At the end of the day, Abe had a meeting with Frankie and Tony, two guys he had some beef with. That’s when the massacre happened. Abe killed Tony, Frankie, and all his gang members as well, leaving only Benny alive. Benny was telling all this to the police officers, who were monitoring him very closely. They had been following Abe and Benny all day, and perhaps they saw what Benny was hiding. Benny might’ve been the only real entity, while the others were the phantasmagoria of his mind. If he was not, then Abe was hallucinating about his marriage to Sofia.
Abe, Kane, and Richard were all hostile towards each other. If Kane’s phone call is to be believed, then Sofia was the woman on the other end, and she was alive and well. Abe had not married her; Kane had. Abe just thought that Sofia still lived in the house. When Frankie and Tony sent their guys to threaten Abe’s family, they found an empty house, implying that the event shown at the beginning of the film, where Abe was enjoying breakfast with his family, was his hallucination. The mystery of who killed Pam was solved when Kane was shown shooting her. What might have happened is that Abe would have had Pam’s photo in the parcel.

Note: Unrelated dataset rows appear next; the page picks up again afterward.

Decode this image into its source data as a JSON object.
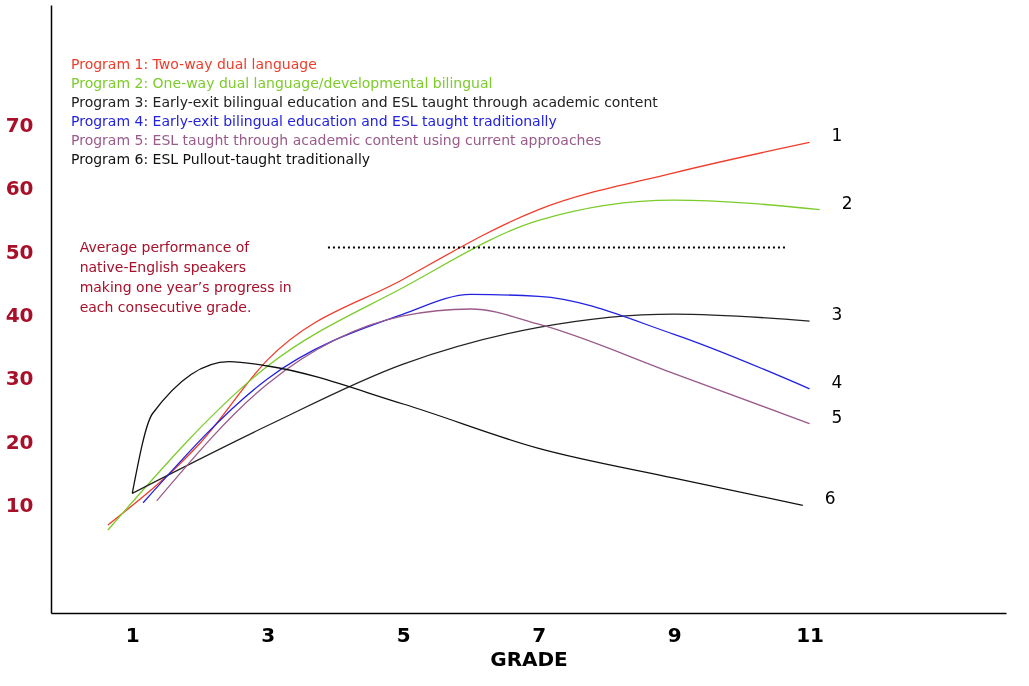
{
  "chart_data": {
    "type": "line",
    "xlabel": "GRADE",
    "xlim": [
      -0.2,
      13.9
    ],
    "xticks": [
      1,
      3,
      5,
      7,
      9,
      11
    ],
    "ylim": [
      -7,
      89
    ],
    "yticks": [
      10,
      20,
      30,
      40,
      50,
      60,
      70
    ],
    "grid": false,
    "legend": "top left",
    "marker": "none",
    "line_style": "solid",
    "series": [
      {
        "name": "Program 1: Two-way dual language",
        "color": "#f03c2a",
        "x": [
          0.64,
          2,
          3,
          5,
          7,
          9,
          11
        ],
        "values": [
          6.9,
          19.8,
          33,
          45.7,
          56.7,
          62.5,
          67.3
        ]
      },
      {
        "name": "Program 2: One-way dual language/developmental bilingual",
        "color": "#7ccc2a",
        "x": [
          0.64,
          3,
          5,
          7,
          9,
          11.15
        ],
        "values": [
          6.1,
          32,
          44.4,
          55,
          58.2,
          56.7
        ]
      },
      {
        "name": "Program 3: Early-exit bilingual education and ESL taught through academic content",
        "color": "#222222",
        "x": [
          1,
          3,
          5,
          7,
          9,
          11
        ],
        "values": [
          11.9,
          22.6,
          32.3,
          38.1,
          40.2,
          39.1
        ]
      },
      {
        "name": "Program 4: Early-exit bilingual education and ESL taught traditionally",
        "color": "#2222e0",
        "x": [
          1.16,
          3,
          5,
          6,
          7,
          9,
          11
        ],
        "values": [
          10.4,
          30,
          40.2,
          43.3,
          43,
          37,
          28.4
        ]
      },
      {
        "name": "Program 5: ESL taught through academic content using current approaches",
        "color": "#9a5a8a",
        "x": [
          1.36,
          3,
          5,
          6,
          7,
          9,
          11
        ],
        "values": [
          10.7,
          29.2,
          39.9,
          41,
          38.6,
          30.8,
          22.9
        ]
      },
      {
        "name": "Program 6: ESL Pullout-taught traditionally",
        "color": "#101010",
        "x": [
          1,
          1.3,
          2.43,
          3,
          5,
          7,
          9,
          10.9
        ],
        "values": [
          11.9,
          24.5,
          32.7,
          32,
          26,
          19,
          14.3,
          10.0
        ]
      }
    ],
    "ref_lines": [
      {
        "axis": "y",
        "value": 50.7,
        "label": "Average performance of\nnative-English speakers\nmaking one year’s progress in\neach consecutive grade.",
        "color": "#000000",
        "line_style": "dotted"
      }
    ],
    "annotations": [
      {
        "text": "1",
        "x": 11,
        "y": 67.3
      },
      {
        "text": "2",
        "x": 11.15,
        "y": 56.7
      },
      {
        "text": "3",
        "x": 11,
        "y": 39.1
      },
      {
        "text": "4",
        "x": 11,
        "y": 28.4
      },
      {
        "text": "5",
        "x": 11,
        "y": 22.9
      },
      {
        "text": "6",
        "x": 10.9,
        "y": 10.0
      }
    ]
  }
}
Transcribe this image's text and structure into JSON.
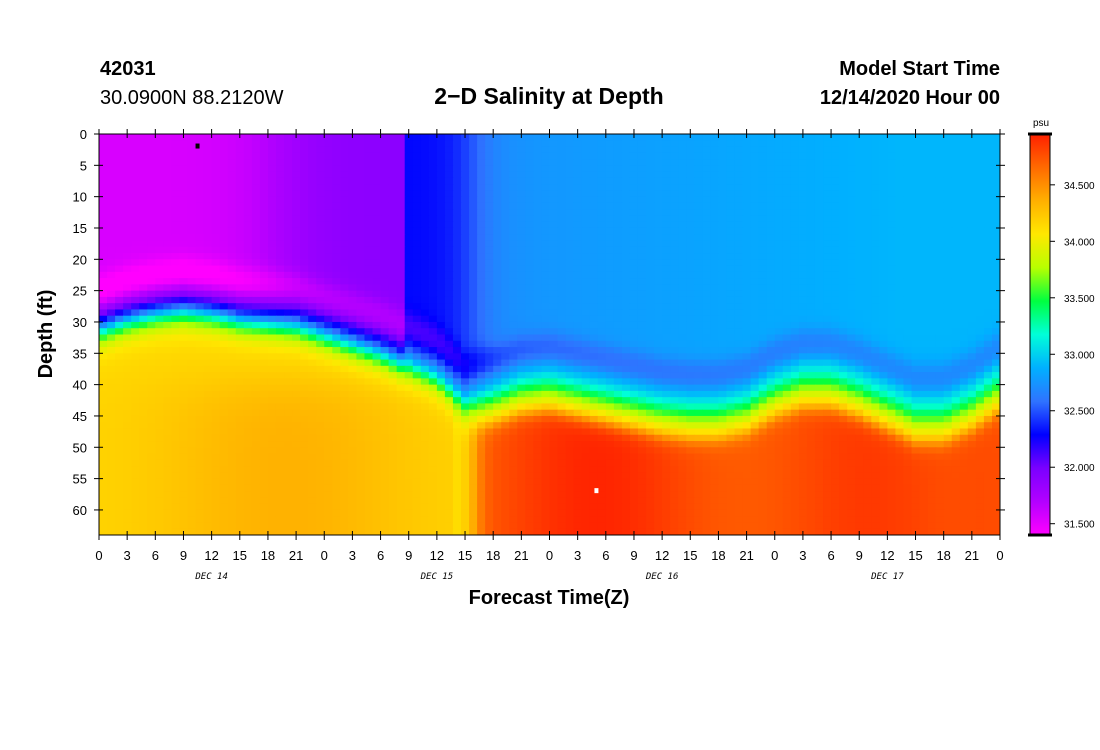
{
  "header": {
    "station_id": "42031",
    "location": "30.0900N 88.2120W",
    "title": "2−D Salinity at Depth",
    "model_label": "Model Start Time",
    "model_time": "12/14/2020 Hour 00"
  },
  "colors": {
    "scale": [
      "#ff00ff",
      "#b300ff",
      "#7a00ff",
      "#0000ff",
      "#2f73ff",
      "#00b0ff",
      "#00ffd8",
      "#00ff40",
      "#b8ff00",
      "#ffe800",
      "#ffb000",
      "#ff6a00",
      "#ff2000"
    ]
  },
  "chart_data": {
    "type": "heatmap",
    "title": "2−D Salinity at Depth",
    "xlabel": "Forecast Time(Z)",
    "ylabel": "Depth (ft)",
    "x_hour_range": [
      0,
      96
    ],
    "x_tick_labels": [
      "0",
      "3",
      "6",
      "9",
      "12",
      "15",
      "18",
      "21",
      "0",
      "3",
      "6",
      "9",
      "12",
      "15",
      "18",
      "21",
      "0",
      "3",
      "6",
      "9",
      "12",
      "15",
      "18",
      "21",
      "0",
      "3",
      "6",
      "9",
      "12",
      "15",
      "18",
      "21",
      "0"
    ],
    "x_date_labels": [
      {
        "label": "DEC 14",
        "hour": 12
      },
      {
        "label": "DEC 15",
        "hour": 36
      },
      {
        "label": "DEC 16",
        "hour": 60
      },
      {
        "label": "DEC 17",
        "hour": 84
      }
    ],
    "y_range": [
      0,
      64
    ],
    "y_ticks": [
      0,
      5,
      10,
      15,
      20,
      25,
      30,
      35,
      40,
      45,
      50,
      55,
      60
    ],
    "colorbar": {
      "unit": "psu",
      "range": [
        31.4,
        34.95
      ],
      "tick_values": [
        31.5,
        32.0,
        32.5,
        33.0,
        33.5,
        34.0,
        34.5
      ],
      "tick_labels": [
        "31.500",
        "32.000",
        "32.500",
        "33.000",
        "33.500",
        "34.000",
        "34.500"
      ]
    },
    "interface_depth_ft": {
      "hours": [
        0,
        3,
        6,
        9,
        12,
        15,
        18,
        21,
        24,
        27,
        30,
        33,
        36,
        39,
        42,
        45,
        48,
        51,
        54,
        57,
        60,
        63,
        66,
        69,
        72,
        75,
        78,
        81,
        84,
        87,
        90,
        93,
        96
      ],
      "values": [
        31,
        29.5,
        28.5,
        28,
        28.5,
        29.5,
        30,
        30.5,
        32,
        33.5,
        35,
        37,
        39,
        43,
        42,
        40.5,
        40,
        41,
        42,
        43,
        44,
        44.5,
        44.5,
        43.5,
        41,
        39.5,
        39.5,
        41,
        43,
        45,
        45,
        43,
        40
      ]
    },
    "extremes": [
      {
        "type": "min",
        "hour": 10.5,
        "depth_ft": 2
      },
      {
        "type": "max",
        "hour": 53,
        "depth_ft": 57
      }
    ]
  }
}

This makes sense, as the only way to punish Richard was to take his family away from him. Richard couldn’t actually be killed, as that would mean self-harm.
The police were following Benny from the beginning, and they might have seen him chatting as if with an invisible fellow, and they might have an idea that Benny was the real murderer who was not owning up to his crimes. According to him, he was just an innocent driver who witnessed things from afar. The police, I think, also tried to get his other personalities out when they offered him the same brand of cigarette that Abe smoked. But it was highly unlikely that Benny would suddenly behave in a different manner, shifting his personality, as he had concocted a clear narrative in his mind as to how Abe was dead. Abe went berserk as Kane overtook him, and that’s why he killed all his foes and friends. Benny was left alive, and in his confession, he said that Kane had asked him to shoot. He was suicidal in a sense and on a killing spree at the same time. He might have remembered how he had shot Pam, and that just sparked a killing streak in him. Benny had to shoot, and he killed Kane. All the grand stories could be hiding the simple fact that Benny was unable to process his crimes, and hence, he had to concoct such elaborate tales. Perhaps he was getting better as now he had gotten rid of his multiple personalities, but the ending could also mean that he had finally gone insane and he would remain trapped in this story, thinking himself to have worked for some mafia boss named Abe.